Und so funktioniert ein Wärmespeicherkraftwerk: In einem elektrischen Erhitzer wird mit überschüssigem Strom flüssiges Salz auf bis zu 600 Grad aufgeheizt und dann in einem Tank gespeichert. Bei erhöhtem Strombedarf wird diese Salzschmelze zur Dampferzeugung über einen Wärmetauscher geleitet. Das Salz kühlt dabei auf 250 bis 300 Grad ab und wird in einem weiteren Tank zwischengespeichert. Der dabei entstehende Dampf wird zur Stromerzeugung in die Turbine des Kraftwerkblocks eingespeist. Dort ersetzt er einen Teil der ansonsten mit Braunkohle erzeugten Dampfmenge. Mit dem fortschreitenden Ausbau der erneuerbaren Energien kann die Kapazität des Wärmespeichers schrittweise erweitert und damit im Gegenzug der Einsatz von Braunkohle weiter verringert werden. Nach dem Auslaufen der Kohleverstromung kann das Wärmespeicherkraftwerk vollständig mit erneuerbaren Energien betrieben werden. Indem es Schwankungen bei der Einspeisung aus regenerativen Energien ausgleicht, leistet es einen wichtigen Beitrag zur Versorgungssicherheit.

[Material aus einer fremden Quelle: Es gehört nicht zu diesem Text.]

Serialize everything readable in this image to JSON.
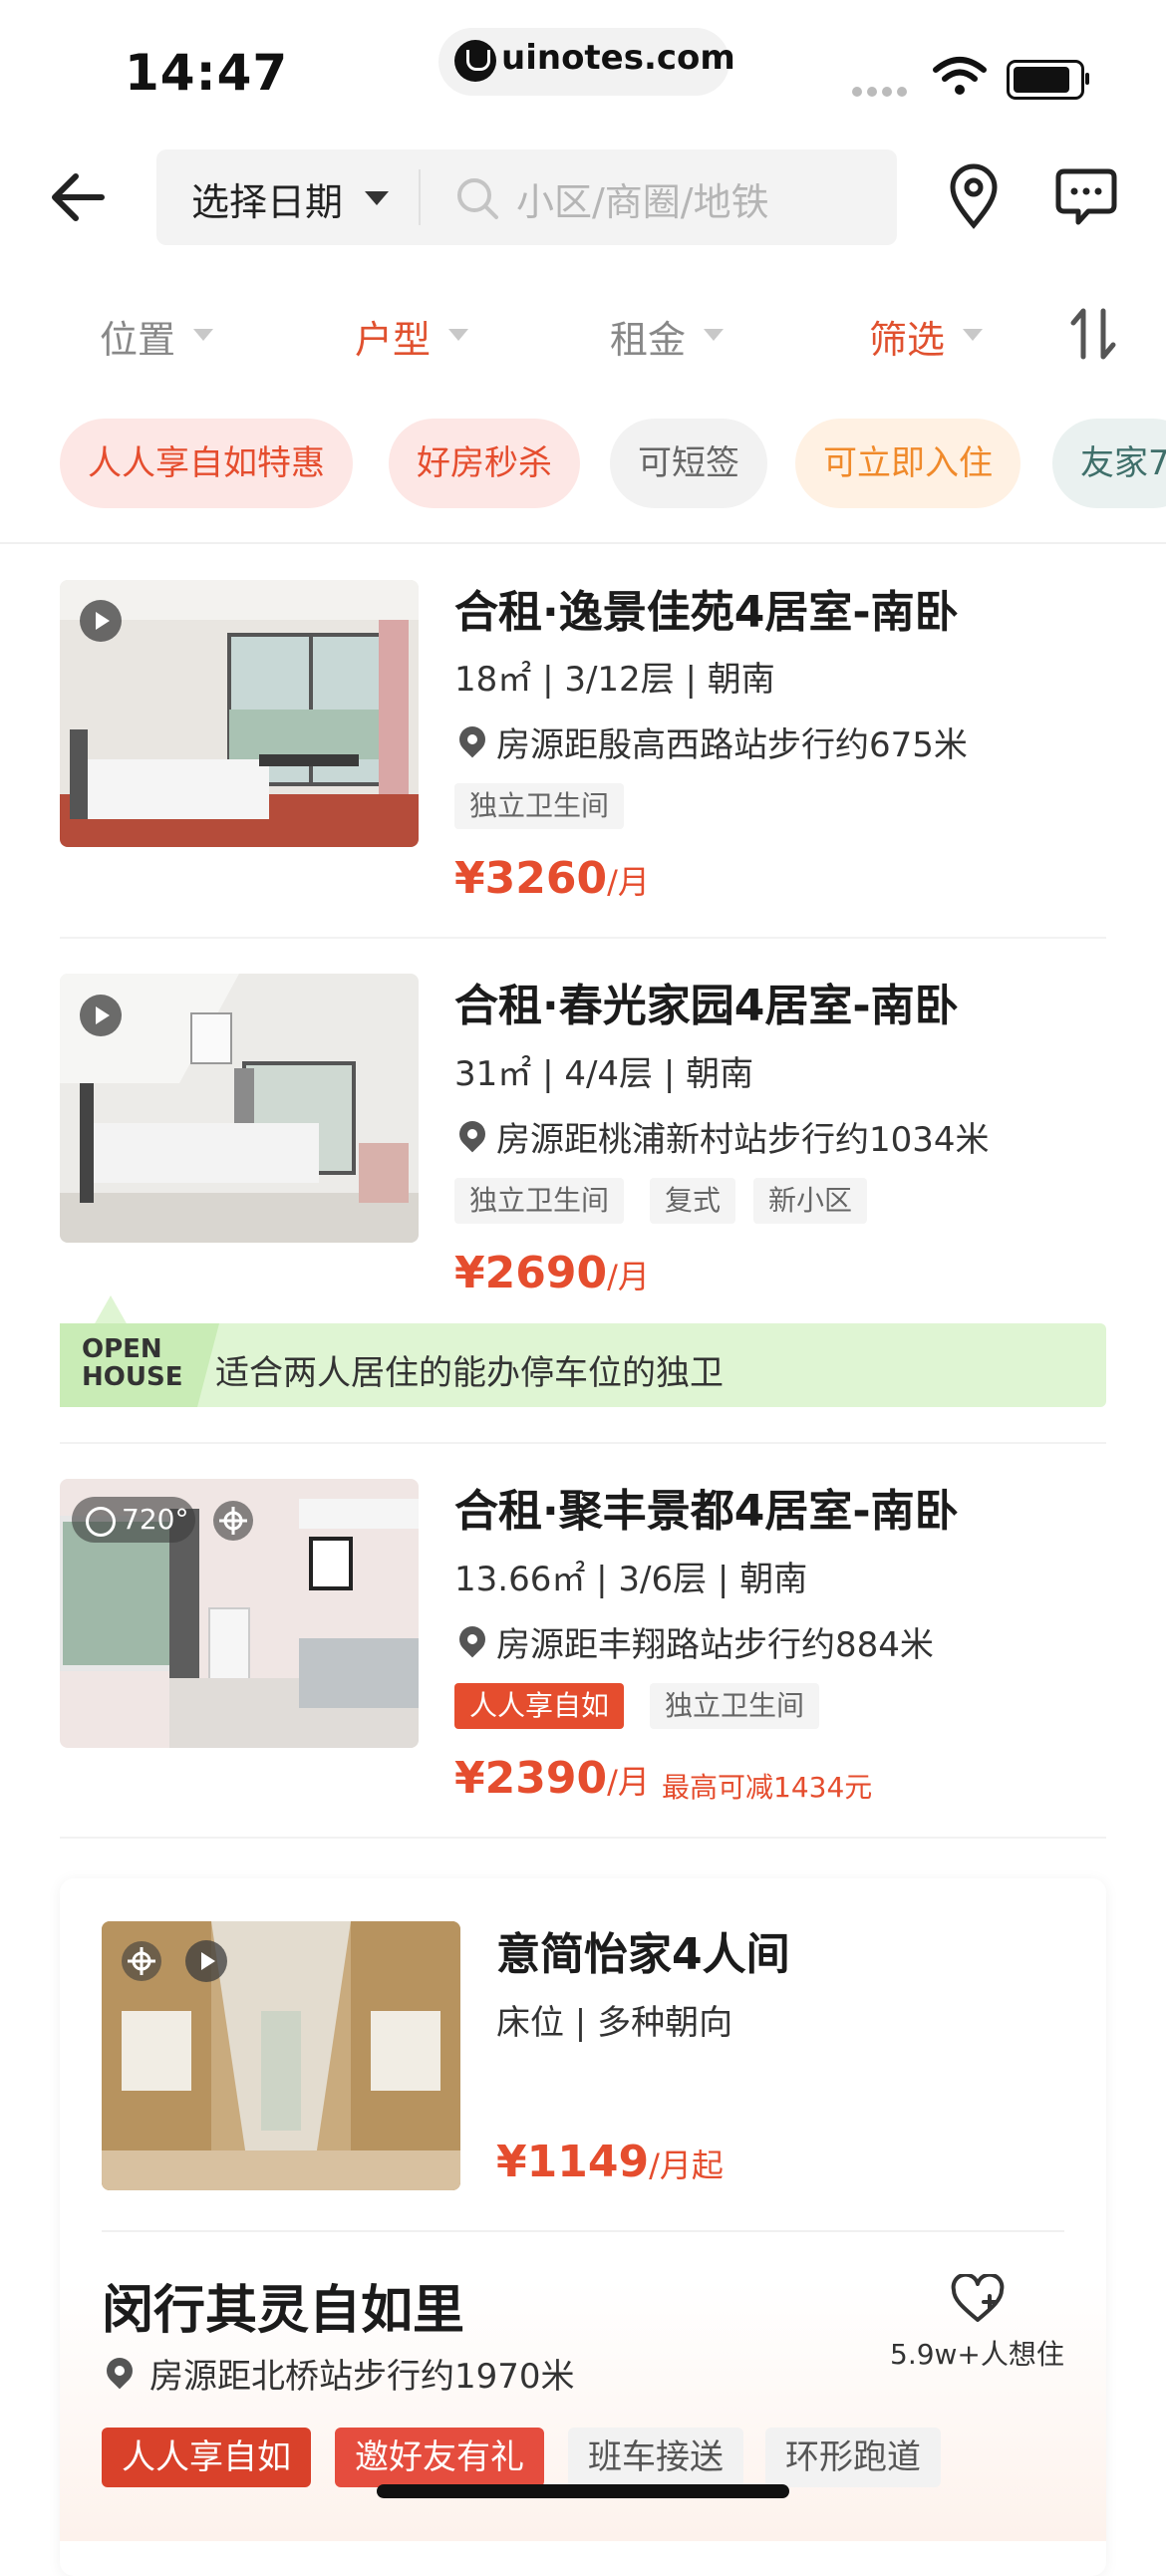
{
  "status": {
    "time": "14:47",
    "url": "uinotes.com"
  },
  "search": {
    "date_label": "选择日期",
    "placeholder": "小区/商圈/地铁"
  },
  "filters": [
    {
      "label": "位置",
      "color": "#888888"
    },
    {
      "label": "户型",
      "color": "#e0512f"
    },
    {
      "label": "租金",
      "color": "#888888"
    },
    {
      "label": "筛选",
      "color": "#e0512f"
    }
  ],
  "chips": [
    {
      "label": "人人享自如特惠",
      "bg": "#fde7e5",
      "fg": "#e54d2e"
    },
    {
      "label": "好房秒杀",
      "bg": "#fde7e5",
      "fg": "#e54d2e"
    },
    {
      "label": "可短签",
      "bg": "#f2f2f2",
      "fg": "#666666"
    },
    {
      "label": "可立即入住",
      "bg": "#fff1e3",
      "fg": "#f08a2b"
    },
    {
      "label": "友家7",
      "bg": "#eaf1f0",
      "fg": "#3f6f6a"
    }
  ],
  "listings": [
    {
      "title": "合租·逸景佳苑4居室-南卧",
      "spec": "18㎡ | 3/12层 | 朝南",
      "location": "房源距殷高西路站步行约675米",
      "tags": [
        "独立卫生间"
      ],
      "price": "¥3260",
      "unit": "/月"
    },
    {
      "title": "合租·春光家园4居室-南卧",
      "spec": "31㎡ | 4/4层 | 朝南",
      "location": "房源距桃浦新村站步行约1034米",
      "tags": [
        "独立卫生间",
        "复式",
        "新小区"
      ],
      "price": "¥2690",
      "unit": "/月",
      "openhouse_label_1": "OPEN",
      "openhouse_label_2": "HOUSE",
      "openhouse_text": "适合两人居住的能办停车位的独卫"
    },
    {
      "title": "合租·聚丰景都4居室-南卧",
      "spec": "13.66㎡ | 3/6层 | 朝南",
      "location": "房源距丰翔路站步行约884米",
      "tags": [
        "人人享自如",
        "独立卫生间"
      ],
      "price": "¥2390",
      "unit": "/月",
      "discount": "最高可减1434元",
      "vr_label": "720°"
    }
  ],
  "card": {
    "title": "意简怡家4人间",
    "spec": "床位 | 多种朝向",
    "price": "¥1149",
    "unit": "/月起",
    "community": "闵行其灵自如里",
    "location": "房源距北桥站步行约1970米",
    "want": "5.9w+人想住",
    "tags": [
      {
        "label": "人人享自如",
        "bg": "#d9412a",
        "fg": "#ffffff"
      },
      {
        "label": "邀好友有礼",
        "bg": "#e54d3e",
        "fg": "#ffffff"
      },
      {
        "label": "班车接送",
        "bg": "#f2f2f2",
        "fg": "#555555"
      },
      {
        "label": "环形跑道",
        "bg": "#f2f2f2",
        "fg": "#555555"
      }
    ]
  }
}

Dazu sagt Prof. Dr.-Ing. Karsten Lemmer, DLR-Vorstand für die Bereiche Energie und Verkehr:

„Mit Blick auf die Versorgungssicherheit muss das Energiesystem auf allen Ebenen stark flexibilisiert werden, um Stromerzeugung und -nachfrage auch bei hohen Anteilen schwankender Erzeugung erneuerbarer Energien aufeinander abzustimmen. Dazu gehört auch die Kopplung der Sektoren Strom, Wärme und Verkehr. Dabei sind Energiespeicher für eine bedarfsgerechte Energieversorgung unerlässlich und ermöglichen es, Kohlekraftwerke schon mittelfristig zu Speicherkraftwerken umzubauen.“

Zitat Prof. Dr.-Ing. Ulf Herrmann, Solar-Institut Jülich der FH Aachen sagt: „Das Solar Institut Jülich hat die Idee des Wärmespeicherkraftwerks in den letzten Jahren in mehreren Forschungsprojekten vorangetrieben, und wir sind nun hoch motiviert, bei der Realisierung dieses zukunftsweisenden Projektes mit enormer regionaler Bedeutung mitwirken zu können.“

Der genaue Standort für die Pilotanlage steht noch nicht fest, wird aber im Rheinischen Revier liegen. Dortige Kraftwerke sind besonders geeignet, da sie bereits über einen Netzanschluss und notwendige Infrastruktur, wie z. B. Turbinen, Generatoren, Transformatoren und Kühltürme, verfügen. Das spart Zeit und Kosten. Etwa Anfang der 2020er Jahre könnte mit dem Bau der Anlage begonnen werden.